With his legs secured in bandages, the mixed pit bull now known as "Freckles" looks as if he might have been in a car wreck, but when he arrived at Essex Middle River Veterinary Center, Dr. Matthew Jones quickly ascertained he had been dragged behind one.
"From his knee to his hips... just kind of abrasions... it looked like he had been drug almost in the positions that they were and we did x-rays when he first got here and he had just a bunch of foreign material in his stomach---money, metal objects and other things we saw."
Jones performed surgery on Freckles to remove the objects and to patch up severe abrasions to his legs that reached all the way to the bone.
The dog also suffered from starvation, and it weighed about 30 pounds or about half of its normal body weight.
A rescue group in South Carolina has since taken over his care, but Freckles' case will not soon be forgotten here for those who worked to save him.
"I personally have never seen something that severe as far as whatever happened to him prior to finding him in the dumpster---we don't know," said Jones, "but just to discard of him like that is inhumane to say the least. There are shelters... even if the people who placed him there didn't do this to him, there's plenty of places where you can take them and you don't have to pay, you just have to leave them."
The rescue group in South Carolina says the size of Freckles' wounds and drainage have him battling infection at this point. To donate to his care, follow this link: Noah's Arks Rescue
He's receiving around-the-clock care.
They add he is wagging his tail now, which is always a good sign.

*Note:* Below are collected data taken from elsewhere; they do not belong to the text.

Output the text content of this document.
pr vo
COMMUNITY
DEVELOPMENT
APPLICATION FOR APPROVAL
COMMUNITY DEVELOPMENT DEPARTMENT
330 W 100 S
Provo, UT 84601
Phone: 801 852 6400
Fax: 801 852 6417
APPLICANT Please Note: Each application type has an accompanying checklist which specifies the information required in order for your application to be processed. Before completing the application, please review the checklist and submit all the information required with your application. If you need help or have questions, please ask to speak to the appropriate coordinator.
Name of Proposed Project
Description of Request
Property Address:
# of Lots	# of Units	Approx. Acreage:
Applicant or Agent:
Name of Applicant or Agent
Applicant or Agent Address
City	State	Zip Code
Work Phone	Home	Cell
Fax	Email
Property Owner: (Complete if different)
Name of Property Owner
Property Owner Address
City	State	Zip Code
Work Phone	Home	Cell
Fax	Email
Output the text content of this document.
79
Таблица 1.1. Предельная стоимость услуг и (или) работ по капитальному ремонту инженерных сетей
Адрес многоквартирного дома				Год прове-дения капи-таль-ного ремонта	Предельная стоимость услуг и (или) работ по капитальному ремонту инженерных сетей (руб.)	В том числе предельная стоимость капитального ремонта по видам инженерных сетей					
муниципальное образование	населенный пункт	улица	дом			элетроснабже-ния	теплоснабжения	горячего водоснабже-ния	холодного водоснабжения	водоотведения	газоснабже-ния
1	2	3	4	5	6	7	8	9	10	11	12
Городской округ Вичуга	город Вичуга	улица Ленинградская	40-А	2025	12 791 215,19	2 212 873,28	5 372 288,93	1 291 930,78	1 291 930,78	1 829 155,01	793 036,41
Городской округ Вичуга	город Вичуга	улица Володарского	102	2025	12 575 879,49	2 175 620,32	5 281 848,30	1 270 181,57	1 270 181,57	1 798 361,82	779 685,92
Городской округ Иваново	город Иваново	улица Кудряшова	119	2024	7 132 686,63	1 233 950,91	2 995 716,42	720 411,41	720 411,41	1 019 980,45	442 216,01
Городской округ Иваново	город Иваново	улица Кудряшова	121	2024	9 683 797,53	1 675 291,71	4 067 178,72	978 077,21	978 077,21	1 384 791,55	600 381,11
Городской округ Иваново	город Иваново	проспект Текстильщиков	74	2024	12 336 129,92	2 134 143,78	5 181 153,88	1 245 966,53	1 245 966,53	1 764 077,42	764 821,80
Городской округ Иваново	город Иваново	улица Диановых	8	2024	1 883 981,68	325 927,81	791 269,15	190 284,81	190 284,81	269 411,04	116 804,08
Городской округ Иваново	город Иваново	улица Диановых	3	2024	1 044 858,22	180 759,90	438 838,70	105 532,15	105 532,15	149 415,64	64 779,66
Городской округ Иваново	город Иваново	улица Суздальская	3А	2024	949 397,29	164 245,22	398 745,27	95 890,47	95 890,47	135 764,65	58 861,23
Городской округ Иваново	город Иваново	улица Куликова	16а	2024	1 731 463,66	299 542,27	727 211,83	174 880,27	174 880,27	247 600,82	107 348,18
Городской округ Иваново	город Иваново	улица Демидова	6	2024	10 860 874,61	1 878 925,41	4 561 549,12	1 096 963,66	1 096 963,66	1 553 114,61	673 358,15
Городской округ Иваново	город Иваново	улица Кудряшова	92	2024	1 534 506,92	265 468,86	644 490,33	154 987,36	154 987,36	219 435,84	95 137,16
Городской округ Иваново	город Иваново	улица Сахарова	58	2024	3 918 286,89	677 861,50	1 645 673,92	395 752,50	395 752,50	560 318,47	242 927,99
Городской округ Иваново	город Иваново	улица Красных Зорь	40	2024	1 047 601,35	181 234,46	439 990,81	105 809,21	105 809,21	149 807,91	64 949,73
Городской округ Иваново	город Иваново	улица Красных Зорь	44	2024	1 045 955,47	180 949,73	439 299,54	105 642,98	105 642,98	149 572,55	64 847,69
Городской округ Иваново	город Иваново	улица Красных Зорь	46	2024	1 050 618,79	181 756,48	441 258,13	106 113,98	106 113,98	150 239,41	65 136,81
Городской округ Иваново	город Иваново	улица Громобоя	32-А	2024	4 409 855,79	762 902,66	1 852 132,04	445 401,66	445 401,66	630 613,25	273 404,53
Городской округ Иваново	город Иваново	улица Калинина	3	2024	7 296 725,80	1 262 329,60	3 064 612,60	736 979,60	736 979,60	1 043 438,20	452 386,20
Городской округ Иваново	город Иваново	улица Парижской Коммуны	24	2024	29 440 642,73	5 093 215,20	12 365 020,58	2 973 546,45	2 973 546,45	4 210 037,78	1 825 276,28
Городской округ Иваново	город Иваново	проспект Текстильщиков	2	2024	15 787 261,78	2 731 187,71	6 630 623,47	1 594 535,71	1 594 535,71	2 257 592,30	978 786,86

Freckles continues to fight
That's good news for a dog that is fighting through torn ligaments and skin – carrying the frame of a badly mangled body.
How mangled? The pictures are too graphic to show.
"…The pictures are so horrific and cruel that words alone are not enough. Outrage is not enough. Crying is not enough," wrote Jennifer Smith, president of the rescue service in South Carolina working to get Freckles back on his feet.
Doctors at the clinic in Essex did what they could for Freckles and issued a plea for help from anyone that could assist with the critical care he would need to survive.
That's when Smith of Noah's Arks Rescue in Okatie, S.C. stepped to the plate.
"I immediately contacted BARCS and told them I would gladly take care of this wonderful dog," Smith said. " They would never have to worry about him getting the best medical care possible because that is all we do. We made arrangements to pick him up and bring him to South Carolina. We had to wait several days for him to get stabilized and then I flew someone up to drive this boy to us. He was given a live transfusion before he left and was kept on all of his meds along with a catheter and an IV to keep him comfortable. "
Smith says as long as an animal is fighting, she will fight to it. Such is the exact case with Freckles.
"I will fight along side him and do whatever it takes to make him comfortable and to thrive," she said. "I never give up or give in. An abused animal always lets us know when it is time to let them go."